The clock on the wall beside a carved wooden grouse struck five o’clock. The inside of the clock was still wheezing as Philip Philipovich spoke.

‘I think I have asked you twice not to sleep by the stove in the kitchen — particularly in the daytime.’

The man gave a hoarse cough as though he were choking on a bone and replied:

‘It’s nicer in the kitchen.’

His voice had an odd quality, at once muffled yet resonant, as if he were far away and talking into a small barrel.

Philip Philipovich shook his head and asked:

‘Where on earth did you get that disgusting thing from? I mean your tie.’

Following the direction of the pointing finger, the man’s eyes squinted as he gazed lovingly down at his tie.

‘What’s disgusting about it?’ he said. ‘It’s a very smart tie. Darya Petrovna gave it to me.’

‘In that case Darya Petrovna has very poor taste. Those boots are almost as bad. Why did you get such horrible shiny ones? Where did you buy them? What did I tell you? I told you to find yourself a pair of decent boots. Just look at them. You don’t mean to tell me that Doctor Bormenthal chose them, do you?’

‘I told him to get patent leather ones.
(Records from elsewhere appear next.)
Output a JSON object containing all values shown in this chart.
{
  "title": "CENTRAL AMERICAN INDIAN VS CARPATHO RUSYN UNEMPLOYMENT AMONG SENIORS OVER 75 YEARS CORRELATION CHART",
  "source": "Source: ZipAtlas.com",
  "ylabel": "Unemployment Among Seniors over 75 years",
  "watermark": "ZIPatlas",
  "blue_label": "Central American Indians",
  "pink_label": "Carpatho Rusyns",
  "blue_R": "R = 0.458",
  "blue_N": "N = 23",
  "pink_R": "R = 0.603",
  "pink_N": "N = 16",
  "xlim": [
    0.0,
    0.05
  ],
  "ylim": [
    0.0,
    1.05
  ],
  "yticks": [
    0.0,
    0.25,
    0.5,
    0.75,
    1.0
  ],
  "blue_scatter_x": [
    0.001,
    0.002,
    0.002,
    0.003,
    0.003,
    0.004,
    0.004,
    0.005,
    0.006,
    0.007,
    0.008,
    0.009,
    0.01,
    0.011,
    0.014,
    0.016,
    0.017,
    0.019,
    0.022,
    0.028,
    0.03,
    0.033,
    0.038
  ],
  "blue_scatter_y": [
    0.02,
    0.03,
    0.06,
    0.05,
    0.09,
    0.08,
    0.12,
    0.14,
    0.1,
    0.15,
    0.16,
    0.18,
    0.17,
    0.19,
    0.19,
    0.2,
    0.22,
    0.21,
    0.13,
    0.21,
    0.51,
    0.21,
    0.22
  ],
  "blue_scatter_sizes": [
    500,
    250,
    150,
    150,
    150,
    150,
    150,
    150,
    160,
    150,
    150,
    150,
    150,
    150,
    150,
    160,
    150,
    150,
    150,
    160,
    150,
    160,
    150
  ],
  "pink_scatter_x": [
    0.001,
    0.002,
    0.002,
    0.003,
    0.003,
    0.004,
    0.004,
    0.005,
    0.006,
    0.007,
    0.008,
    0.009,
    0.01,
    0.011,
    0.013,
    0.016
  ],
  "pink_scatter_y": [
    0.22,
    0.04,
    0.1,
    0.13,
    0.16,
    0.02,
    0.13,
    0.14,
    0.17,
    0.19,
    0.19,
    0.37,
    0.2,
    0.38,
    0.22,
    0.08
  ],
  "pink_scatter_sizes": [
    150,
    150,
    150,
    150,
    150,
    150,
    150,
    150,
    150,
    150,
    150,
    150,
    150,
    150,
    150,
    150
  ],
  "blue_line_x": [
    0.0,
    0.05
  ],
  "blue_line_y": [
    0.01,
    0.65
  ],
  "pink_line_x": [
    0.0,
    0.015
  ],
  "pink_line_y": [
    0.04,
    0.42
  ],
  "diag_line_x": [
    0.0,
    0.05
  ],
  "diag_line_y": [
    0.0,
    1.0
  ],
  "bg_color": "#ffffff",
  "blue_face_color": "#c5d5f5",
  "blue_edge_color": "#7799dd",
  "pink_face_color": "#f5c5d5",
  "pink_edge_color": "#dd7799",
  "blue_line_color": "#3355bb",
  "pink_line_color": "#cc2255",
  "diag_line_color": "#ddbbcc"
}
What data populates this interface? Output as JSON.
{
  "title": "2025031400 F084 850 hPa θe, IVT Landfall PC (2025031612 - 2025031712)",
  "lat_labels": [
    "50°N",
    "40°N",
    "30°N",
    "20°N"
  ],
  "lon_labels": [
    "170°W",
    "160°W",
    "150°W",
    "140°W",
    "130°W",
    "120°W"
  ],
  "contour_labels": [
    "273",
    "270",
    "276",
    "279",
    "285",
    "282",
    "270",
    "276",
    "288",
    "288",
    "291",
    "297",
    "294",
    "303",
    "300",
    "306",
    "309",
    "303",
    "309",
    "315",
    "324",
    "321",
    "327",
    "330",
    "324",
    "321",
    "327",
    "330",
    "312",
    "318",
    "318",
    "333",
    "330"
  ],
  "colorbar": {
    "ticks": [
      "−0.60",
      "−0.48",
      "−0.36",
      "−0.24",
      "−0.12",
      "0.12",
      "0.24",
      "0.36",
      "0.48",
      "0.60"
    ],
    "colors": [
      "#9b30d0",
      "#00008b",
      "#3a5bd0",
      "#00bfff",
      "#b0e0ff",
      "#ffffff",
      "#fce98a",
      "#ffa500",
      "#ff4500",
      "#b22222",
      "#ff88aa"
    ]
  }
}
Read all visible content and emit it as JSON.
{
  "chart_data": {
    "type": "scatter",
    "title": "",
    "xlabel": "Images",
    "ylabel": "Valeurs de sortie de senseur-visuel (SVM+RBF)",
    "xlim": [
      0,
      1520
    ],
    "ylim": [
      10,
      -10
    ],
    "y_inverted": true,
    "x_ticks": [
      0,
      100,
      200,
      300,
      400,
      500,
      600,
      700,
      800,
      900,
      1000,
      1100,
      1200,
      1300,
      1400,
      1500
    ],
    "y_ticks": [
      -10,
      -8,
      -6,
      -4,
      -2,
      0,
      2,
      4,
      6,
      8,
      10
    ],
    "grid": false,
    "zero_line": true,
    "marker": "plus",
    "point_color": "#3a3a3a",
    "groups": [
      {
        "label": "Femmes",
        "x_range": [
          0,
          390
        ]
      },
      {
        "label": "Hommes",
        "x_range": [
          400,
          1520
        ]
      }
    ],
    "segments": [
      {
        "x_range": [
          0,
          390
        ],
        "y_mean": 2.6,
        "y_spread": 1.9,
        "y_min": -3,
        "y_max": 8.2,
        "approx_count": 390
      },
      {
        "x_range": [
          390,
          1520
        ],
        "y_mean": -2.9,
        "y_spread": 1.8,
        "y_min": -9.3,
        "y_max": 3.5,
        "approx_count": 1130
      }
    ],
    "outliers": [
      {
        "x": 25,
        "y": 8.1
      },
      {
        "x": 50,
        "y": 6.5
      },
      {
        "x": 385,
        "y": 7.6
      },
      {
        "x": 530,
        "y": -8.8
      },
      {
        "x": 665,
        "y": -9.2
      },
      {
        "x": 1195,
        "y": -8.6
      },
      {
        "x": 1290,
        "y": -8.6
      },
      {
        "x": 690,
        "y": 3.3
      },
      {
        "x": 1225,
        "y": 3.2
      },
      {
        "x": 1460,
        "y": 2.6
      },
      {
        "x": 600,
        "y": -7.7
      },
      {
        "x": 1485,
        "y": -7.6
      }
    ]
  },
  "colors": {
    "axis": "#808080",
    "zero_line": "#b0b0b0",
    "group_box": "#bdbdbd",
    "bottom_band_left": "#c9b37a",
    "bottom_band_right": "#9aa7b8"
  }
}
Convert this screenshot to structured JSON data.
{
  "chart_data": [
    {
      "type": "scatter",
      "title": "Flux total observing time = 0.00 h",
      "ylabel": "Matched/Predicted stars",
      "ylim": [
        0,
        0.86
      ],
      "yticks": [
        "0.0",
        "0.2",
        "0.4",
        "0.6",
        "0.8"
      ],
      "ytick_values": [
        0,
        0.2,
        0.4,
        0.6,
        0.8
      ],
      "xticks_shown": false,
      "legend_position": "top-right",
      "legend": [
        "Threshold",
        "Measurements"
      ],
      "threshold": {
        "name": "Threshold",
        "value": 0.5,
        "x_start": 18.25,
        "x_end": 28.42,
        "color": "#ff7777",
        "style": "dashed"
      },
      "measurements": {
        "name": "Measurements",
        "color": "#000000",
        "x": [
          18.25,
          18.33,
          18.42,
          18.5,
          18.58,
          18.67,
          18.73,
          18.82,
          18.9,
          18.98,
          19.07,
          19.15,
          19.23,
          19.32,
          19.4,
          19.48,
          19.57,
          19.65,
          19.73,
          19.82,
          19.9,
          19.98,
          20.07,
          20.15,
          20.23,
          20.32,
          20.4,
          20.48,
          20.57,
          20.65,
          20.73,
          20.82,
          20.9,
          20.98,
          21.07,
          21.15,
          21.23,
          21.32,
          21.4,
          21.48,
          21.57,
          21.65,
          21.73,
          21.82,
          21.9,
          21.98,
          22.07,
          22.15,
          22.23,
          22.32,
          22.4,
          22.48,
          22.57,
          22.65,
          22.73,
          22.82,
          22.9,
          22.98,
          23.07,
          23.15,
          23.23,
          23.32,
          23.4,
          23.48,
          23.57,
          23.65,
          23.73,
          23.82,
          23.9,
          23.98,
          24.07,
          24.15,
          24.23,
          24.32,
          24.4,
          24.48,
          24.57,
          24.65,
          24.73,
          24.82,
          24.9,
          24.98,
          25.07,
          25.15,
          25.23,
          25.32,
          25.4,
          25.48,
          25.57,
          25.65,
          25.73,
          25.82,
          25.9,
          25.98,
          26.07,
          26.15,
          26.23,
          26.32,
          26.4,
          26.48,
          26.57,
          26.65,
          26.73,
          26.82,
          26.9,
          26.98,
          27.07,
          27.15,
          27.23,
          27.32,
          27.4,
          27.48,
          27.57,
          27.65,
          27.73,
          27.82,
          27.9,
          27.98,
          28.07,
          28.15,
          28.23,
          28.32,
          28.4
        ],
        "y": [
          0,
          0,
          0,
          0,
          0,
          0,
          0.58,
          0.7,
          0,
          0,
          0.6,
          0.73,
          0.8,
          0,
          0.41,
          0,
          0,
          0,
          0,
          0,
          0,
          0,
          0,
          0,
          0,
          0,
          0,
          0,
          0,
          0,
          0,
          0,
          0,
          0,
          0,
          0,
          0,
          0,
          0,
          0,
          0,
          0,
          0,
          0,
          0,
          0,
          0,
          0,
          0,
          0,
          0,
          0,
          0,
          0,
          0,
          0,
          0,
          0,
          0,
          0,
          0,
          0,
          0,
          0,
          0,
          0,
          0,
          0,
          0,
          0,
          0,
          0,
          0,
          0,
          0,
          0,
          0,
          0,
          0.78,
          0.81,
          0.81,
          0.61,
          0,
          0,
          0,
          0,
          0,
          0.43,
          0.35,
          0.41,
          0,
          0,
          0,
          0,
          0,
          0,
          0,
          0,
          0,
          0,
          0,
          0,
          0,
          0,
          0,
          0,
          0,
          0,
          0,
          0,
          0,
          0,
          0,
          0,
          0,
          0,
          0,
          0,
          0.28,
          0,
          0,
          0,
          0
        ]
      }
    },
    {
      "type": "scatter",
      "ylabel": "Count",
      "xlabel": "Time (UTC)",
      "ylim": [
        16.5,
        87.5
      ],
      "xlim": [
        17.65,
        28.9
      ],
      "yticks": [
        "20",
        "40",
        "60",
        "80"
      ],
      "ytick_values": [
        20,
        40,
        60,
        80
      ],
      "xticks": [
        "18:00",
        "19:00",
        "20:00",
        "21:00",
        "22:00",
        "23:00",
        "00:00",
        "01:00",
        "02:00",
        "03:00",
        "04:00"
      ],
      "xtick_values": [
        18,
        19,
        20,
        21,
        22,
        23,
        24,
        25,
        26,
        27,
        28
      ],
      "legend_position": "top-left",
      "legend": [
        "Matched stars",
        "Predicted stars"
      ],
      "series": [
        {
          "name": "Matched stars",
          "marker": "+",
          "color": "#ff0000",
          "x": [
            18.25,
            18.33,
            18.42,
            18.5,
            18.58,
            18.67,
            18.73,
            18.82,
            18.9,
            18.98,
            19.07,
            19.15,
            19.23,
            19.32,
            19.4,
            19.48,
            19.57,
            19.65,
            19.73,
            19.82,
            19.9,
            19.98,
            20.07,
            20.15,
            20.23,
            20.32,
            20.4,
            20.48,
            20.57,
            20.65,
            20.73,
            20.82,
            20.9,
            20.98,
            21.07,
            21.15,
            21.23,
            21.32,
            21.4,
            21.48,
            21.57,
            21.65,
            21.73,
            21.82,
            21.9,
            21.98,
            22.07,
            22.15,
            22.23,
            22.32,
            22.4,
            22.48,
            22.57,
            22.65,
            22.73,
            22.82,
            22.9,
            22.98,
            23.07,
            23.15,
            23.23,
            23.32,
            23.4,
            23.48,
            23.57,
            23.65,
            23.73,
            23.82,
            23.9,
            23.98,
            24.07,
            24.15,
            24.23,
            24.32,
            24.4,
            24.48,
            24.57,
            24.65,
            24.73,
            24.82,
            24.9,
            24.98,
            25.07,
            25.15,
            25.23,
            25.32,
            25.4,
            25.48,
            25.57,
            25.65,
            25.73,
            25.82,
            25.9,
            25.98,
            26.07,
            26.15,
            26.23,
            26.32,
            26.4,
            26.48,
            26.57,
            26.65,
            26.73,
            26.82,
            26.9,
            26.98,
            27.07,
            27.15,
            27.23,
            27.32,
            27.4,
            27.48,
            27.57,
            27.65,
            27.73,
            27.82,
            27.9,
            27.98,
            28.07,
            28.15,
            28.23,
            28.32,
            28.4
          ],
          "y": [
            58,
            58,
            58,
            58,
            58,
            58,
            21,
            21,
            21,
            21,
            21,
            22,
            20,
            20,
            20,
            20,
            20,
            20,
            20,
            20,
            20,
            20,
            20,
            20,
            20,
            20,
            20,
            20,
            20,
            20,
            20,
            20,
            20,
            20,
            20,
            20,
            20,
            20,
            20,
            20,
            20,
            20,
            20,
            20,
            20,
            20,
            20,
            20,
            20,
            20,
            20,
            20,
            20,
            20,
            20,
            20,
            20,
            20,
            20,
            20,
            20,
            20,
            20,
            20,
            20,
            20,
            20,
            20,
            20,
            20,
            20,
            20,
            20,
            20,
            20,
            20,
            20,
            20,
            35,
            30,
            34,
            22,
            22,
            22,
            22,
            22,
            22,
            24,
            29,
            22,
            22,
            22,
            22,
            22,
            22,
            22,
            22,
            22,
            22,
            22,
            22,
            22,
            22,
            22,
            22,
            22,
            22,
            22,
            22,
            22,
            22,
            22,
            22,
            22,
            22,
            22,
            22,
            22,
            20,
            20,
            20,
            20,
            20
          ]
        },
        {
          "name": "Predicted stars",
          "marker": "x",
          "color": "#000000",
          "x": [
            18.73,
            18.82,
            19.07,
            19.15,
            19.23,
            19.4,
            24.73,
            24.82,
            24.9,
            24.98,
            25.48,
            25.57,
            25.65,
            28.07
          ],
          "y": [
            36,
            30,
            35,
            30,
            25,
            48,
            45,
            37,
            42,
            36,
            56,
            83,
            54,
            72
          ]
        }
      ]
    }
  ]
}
Why shouldn’t I wear them? Everybody else does. If you go down Kuznetzky Street you’ll see nearly everybody wearing patent leather boots.’

Philip Philipovich shook his head and pronounced weightily:

‘No more sleeping in the kitchen. Understand? I’ve never heard of such behaviour. You’re a nuisance there and the women don’t like it.’

The man scowled and his lips began to pout.

‘So what? Those women act as though they owned the place. They’re just maids, but you’d think they were commissars. It’s Zina — she’s always bellyaching about me.’

Philip Philipovich gave him a stern look.

‘Don’t you dare talk about Zina in that tone of voice! Understand?’

Silence.

‘I’m asking you — do you understand?’

‘Yes, I understand.’

‘Take that trash off your neck. Sha… if you saw yourself in a mirror you’d realise what a fright it makes you look. You look like a clown. For the hundredth time — don’t throw cigarette ends on to the floor. And I don’t want to hear any more swearing in this flat! And don’t spit everywhere! The spittoon’s over there. Kindly take better aim when you pee. Cease all further conversation with Zina. She complains that you lurk round her room at night. And don’t be rude to my patients! Where do’you think you are — in some dive?’

‘Don’t be so hard on me. Dad,’ the man suddenly said in a tearful whine.